El flag football tiene una historia relativamente corta pero apasionante. Nació por necesidad, creció en los cuarteles y terminó convirtiéndose en un fenómeno deportivo global que llegará a los Juegos Olímpicos de Los Ángeles en 2028.
Las bases militares: la cuna del flag football
Durante la Segunda Guerra Mundial, miles de soldados estadounidenses estacionados en bases del país querían mantenerse activos jugando al fútbol americano, el deporte más popular de la cultura estadounidense. Sin embargo, el riesgo de lesiones era demasiado alto para hombres que también debían combatir.

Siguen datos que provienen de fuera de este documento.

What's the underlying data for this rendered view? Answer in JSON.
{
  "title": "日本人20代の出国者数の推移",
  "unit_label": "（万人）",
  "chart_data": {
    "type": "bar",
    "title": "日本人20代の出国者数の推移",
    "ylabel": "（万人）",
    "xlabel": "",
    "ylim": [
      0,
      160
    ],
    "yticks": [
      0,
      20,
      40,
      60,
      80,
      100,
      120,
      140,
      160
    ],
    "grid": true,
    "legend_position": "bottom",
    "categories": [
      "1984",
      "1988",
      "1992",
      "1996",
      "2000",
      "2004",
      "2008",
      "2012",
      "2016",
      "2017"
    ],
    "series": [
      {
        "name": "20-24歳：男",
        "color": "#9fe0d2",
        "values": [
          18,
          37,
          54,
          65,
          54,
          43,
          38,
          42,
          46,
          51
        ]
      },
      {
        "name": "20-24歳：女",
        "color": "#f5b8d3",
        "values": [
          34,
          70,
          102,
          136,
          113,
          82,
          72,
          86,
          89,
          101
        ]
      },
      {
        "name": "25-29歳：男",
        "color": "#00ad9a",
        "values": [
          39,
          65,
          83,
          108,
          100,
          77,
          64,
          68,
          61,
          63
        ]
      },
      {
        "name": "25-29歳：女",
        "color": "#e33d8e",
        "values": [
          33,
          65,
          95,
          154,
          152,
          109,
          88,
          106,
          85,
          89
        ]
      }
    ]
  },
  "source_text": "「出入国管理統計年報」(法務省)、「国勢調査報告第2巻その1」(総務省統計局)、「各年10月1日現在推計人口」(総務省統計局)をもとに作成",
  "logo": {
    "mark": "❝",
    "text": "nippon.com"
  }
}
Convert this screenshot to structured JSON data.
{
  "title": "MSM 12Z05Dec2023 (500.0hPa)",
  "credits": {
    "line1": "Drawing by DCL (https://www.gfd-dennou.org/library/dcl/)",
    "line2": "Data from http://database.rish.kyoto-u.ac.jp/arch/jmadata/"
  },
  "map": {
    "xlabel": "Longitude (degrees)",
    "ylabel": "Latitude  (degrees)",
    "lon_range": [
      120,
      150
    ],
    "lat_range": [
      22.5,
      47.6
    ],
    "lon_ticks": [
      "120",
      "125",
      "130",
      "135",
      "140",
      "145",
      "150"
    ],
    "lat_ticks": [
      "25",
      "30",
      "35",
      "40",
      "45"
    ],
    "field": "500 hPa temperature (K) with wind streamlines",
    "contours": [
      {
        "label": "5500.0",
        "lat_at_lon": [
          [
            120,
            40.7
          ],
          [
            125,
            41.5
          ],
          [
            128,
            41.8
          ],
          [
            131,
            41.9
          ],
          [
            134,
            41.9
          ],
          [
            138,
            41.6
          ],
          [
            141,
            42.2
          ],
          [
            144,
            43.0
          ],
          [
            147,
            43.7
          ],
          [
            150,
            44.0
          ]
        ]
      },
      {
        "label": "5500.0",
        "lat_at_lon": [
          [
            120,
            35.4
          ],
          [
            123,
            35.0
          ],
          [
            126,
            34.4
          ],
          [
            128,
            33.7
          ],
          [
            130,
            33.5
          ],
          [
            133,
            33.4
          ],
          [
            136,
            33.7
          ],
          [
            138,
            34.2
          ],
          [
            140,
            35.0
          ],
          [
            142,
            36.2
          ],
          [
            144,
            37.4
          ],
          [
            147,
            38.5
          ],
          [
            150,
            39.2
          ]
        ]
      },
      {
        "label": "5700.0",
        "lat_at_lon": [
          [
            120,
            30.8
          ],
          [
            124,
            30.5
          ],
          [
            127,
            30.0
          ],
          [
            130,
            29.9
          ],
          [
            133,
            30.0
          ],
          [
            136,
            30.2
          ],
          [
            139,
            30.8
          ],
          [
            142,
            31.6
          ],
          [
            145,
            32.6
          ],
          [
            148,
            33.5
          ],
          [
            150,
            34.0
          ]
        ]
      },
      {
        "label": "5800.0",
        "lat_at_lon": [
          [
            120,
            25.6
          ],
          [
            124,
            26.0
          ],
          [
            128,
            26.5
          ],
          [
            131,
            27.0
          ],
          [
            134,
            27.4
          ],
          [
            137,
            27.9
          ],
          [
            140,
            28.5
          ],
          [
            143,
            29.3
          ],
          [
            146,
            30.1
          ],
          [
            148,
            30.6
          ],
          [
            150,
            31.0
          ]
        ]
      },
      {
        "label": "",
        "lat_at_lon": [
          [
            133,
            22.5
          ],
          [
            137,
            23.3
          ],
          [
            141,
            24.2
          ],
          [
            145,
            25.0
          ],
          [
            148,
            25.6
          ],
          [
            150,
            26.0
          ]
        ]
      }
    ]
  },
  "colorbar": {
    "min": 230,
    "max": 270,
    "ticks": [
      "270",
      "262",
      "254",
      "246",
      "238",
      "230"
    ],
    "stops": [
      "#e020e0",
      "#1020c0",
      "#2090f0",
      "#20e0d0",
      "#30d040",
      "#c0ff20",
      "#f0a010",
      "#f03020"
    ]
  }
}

La solución fue ingeniosa: en lugar de placar, se usaban banderas o tiras de tela atadas a la cintura del portador del balón. El primero en arrancársela detenía la jugada. El juego de contacto se transformó en un juego de velocidad y estrategia.
La Fort Meade, en Maryland, es uno de los primeros lugares donde se tienen registros documentados de partidas organizadas de algo parecido al flag football moderno, aunque el juego surgió de forma paralela en varias bases a lo largo del país.
La expansión en los años 50 y 60
Al terminar la guerra, los veteranos regresaron a sus ciudades y barrios llevando el flag football consigo. A lo largo de los años 50, empezaron a formarse las primeras ligas recreativas en parques, colegios y organizaciones comunitarias, especialmente en los estados del sur como Texas y Louisiana, donde la cultura del fútbol americano era más arraigada.
En 1958, la Amateur Athletic Union (AAU) reconoció el flag football como deporte organizado, lo que supuso el primer paso hacia su institucionalización.
De deporte recreativo a disciplina competitiva
Durante las décadas de los 60 y 70, el flag football dejó de ser solo un pasatiempo para convertirse en un deporte con reglas escritas, competiciones interescolares y ligas municipales. Su accesibilidad —sin equipamiento caro y sin riesgo de lesiones graves— lo hizo especialmente popular en escuelas y universidades como alternativa al fútbol americano convencional.
La semilla estaba plantada. Solo faltaban décadas de crecimiento para que el mundo entero conociera este deporte.